Es geschieht nicht alle Tage, dass sich Bürger ein Herz fassen und ihr Anliegen in einer Sitzung des Nachbar-Stadtbezirks vorbringen. Dass gut ein Dutzend Allach-Untermenzinger genau dies taten, verdeutlicht, wie hitzig der Streit um die künftige Nutzung der Menzinger Erdbeerwiese inzwischen geführt wird. Der Kern der Debatte: Soll eine der Schulen des Schulzentrums an der Pfarrer-Grimm-Straße an die Von-Kahr-Straße verlegt werden - mit der Folge, dass ein Teil der im Süden angrenzende Freifläche, die so genannte Erdbeerwiese, in Sportfelder umgewandelt würde?

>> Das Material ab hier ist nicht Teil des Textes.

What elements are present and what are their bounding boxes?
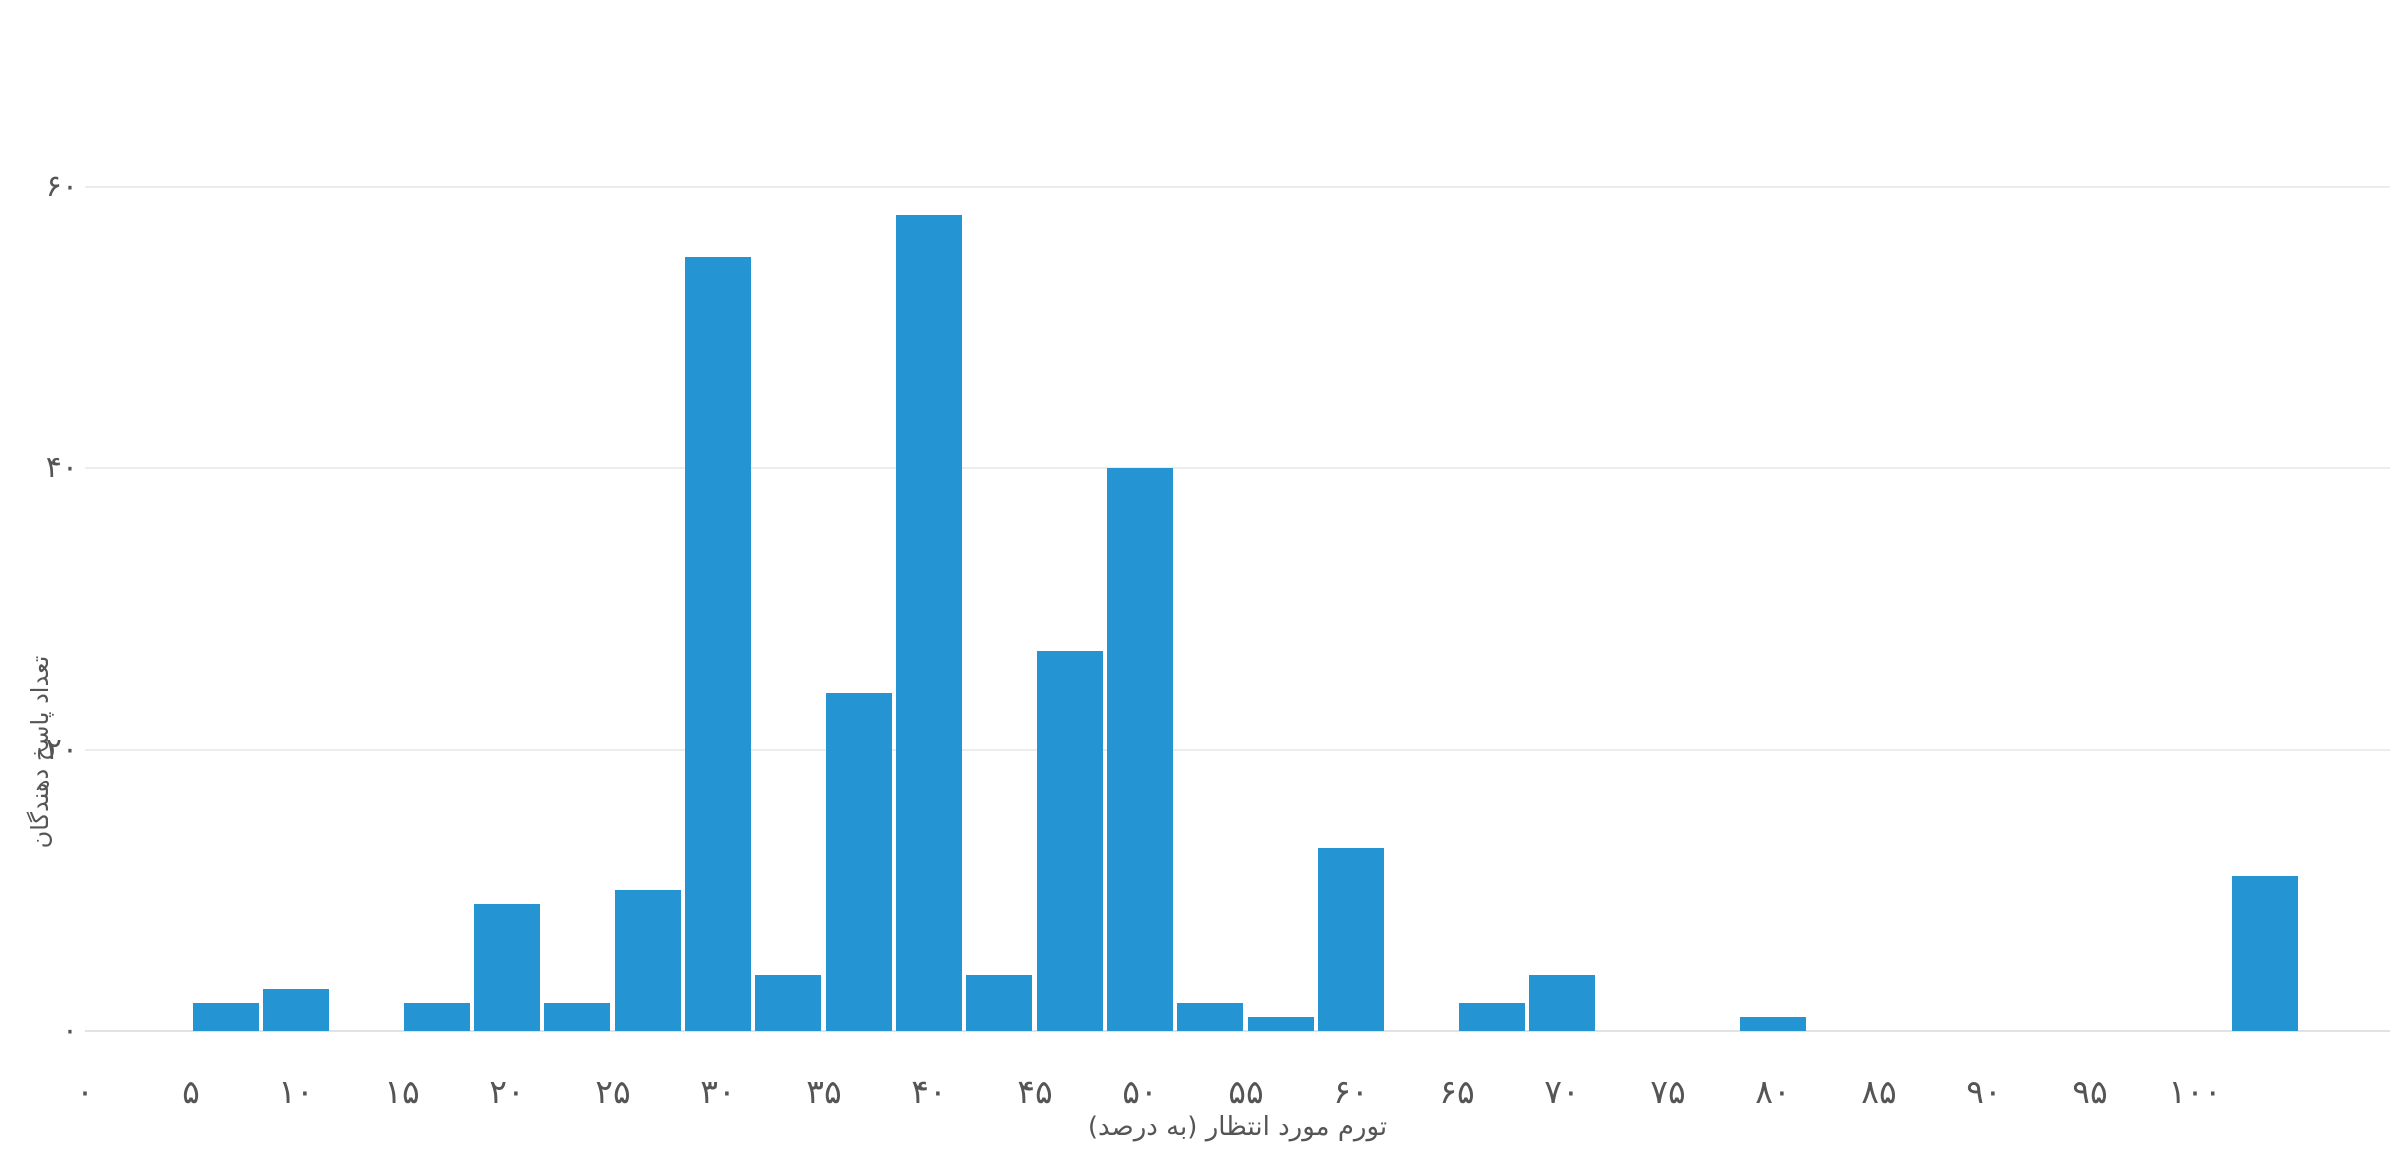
bar[interactable] — [826, 693, 892, 1031]
bar[interactable] — [263, 989, 329, 1031]
x-tick-label: ۴۰ — [911, 1072, 947, 1111]
x-tick-label: ۹۰ — [1966, 1072, 2002, 1111]
y-gridline — [85, 467, 2390, 469]
bar[interactable] — [1740, 1017, 1806, 1031]
y-axis-title: تعداد پاسخ دهندگان — [26, 655, 54, 849]
bar[interactable] — [896, 215, 962, 1031]
y-tick-label: ۲۰ — [45, 732, 78, 767]
bar[interactable] — [1107, 468, 1173, 1031]
x-tick-label: ۱۰ — [278, 1072, 314, 1111]
x-tick-label: ۸۵ — [1861, 1072, 1897, 1111]
x-tick-label: ۸۰ — [1755, 1072, 1791, 1111]
bar[interactable] — [615, 890, 681, 1031]
bar[interactable] — [474, 904, 540, 1031]
y-tick-label: ۰ — [61, 1013, 78, 1048]
x-tick-label: ۹۵ — [2072, 1072, 2108, 1111]
bar[interactable] — [1318, 848, 1384, 1031]
x-tick-label: ۲۰ — [489, 1072, 525, 1111]
x-tick-label: ۴۵ — [1017, 1072, 1053, 1111]
bar[interactable] — [193, 1003, 259, 1031]
x-tick-label: ۵ — [182, 1072, 200, 1111]
x-tick-label: ۲۵ — [595, 1072, 631, 1111]
x-tick-label: ۷۵ — [1650, 1072, 1686, 1111]
bar[interactable] — [404, 1003, 470, 1031]
bar[interactable] — [1037, 651, 1103, 1031]
y-gridline — [85, 186, 2390, 188]
x-tick-label: ۳۵ — [806, 1072, 842, 1111]
y-gridline — [85, 749, 2390, 751]
x-tick-label: ۵۰ — [1122, 1072, 1158, 1111]
y-tick-label: ۶۰ — [45, 169, 78, 204]
x-tick-label: ۶۵ — [1439, 1072, 1475, 1111]
bar[interactable] — [1248, 1017, 1314, 1031]
y-tick-label: ۴۰ — [45, 450, 78, 485]
x-tick-label: ۱۵ — [384, 1072, 420, 1111]
bar[interactable] — [755, 975, 821, 1031]
bar[interactable] — [1459, 1003, 1525, 1031]
bar[interactable] — [544, 1003, 610, 1031]
bar[interactable] — [1529, 975, 1595, 1031]
bar[interactable] — [966, 975, 1032, 1031]
x-axis-title: تورم مورد انتظار (به درصد) — [1087, 1112, 1388, 1142]
bar[interactable] — [1177, 1003, 1243, 1031]
x-tick-label: ۰ — [76, 1072, 94, 1111]
x-tick-label: ۶۰ — [1333, 1072, 1369, 1111]
x-tick-label: ۵۵ — [1228, 1072, 1264, 1111]
x-tick-label: ۱۰۰ — [2168, 1072, 2222, 1111]
bar[interactable] — [685, 257, 751, 1031]
x-axis-line — [85, 1030, 2390, 1032]
bar[interactable] — [2232, 876, 2298, 1031]
x-tick-label: ۳۰ — [700, 1072, 736, 1111]
x-tick-label: ۷۰ — [1544, 1072, 1580, 1111]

Die rot-grüne Rathauskoalition favorisiert genau diese Lösung. Der Pasing-Obermenzinger Bezirksausschuss ist dagegen und hat einen Dringlichkeitsantrag auf den Weg gebracht mit dem Ziel, die Sportflächen des SV Untermenzing und das Erdbeerfeld von jeglicher Bebauung freizuhalten. Tatsache sei doch, erklärte Gambke-Goldmann, dass "weder die Not fehlender Schulplätze noch Klima- und Flächenschutz an Bezirksgrenzen enden". Landschaftsarchitektin Verena Rommel-Schulz erachtet die von Rot-Grün vorgeschlagene Lösung gar als "Win-Win-Situation" - weil sie ermögliche, "Artenschutz und menschliche Bedürfnisse zu vereinen".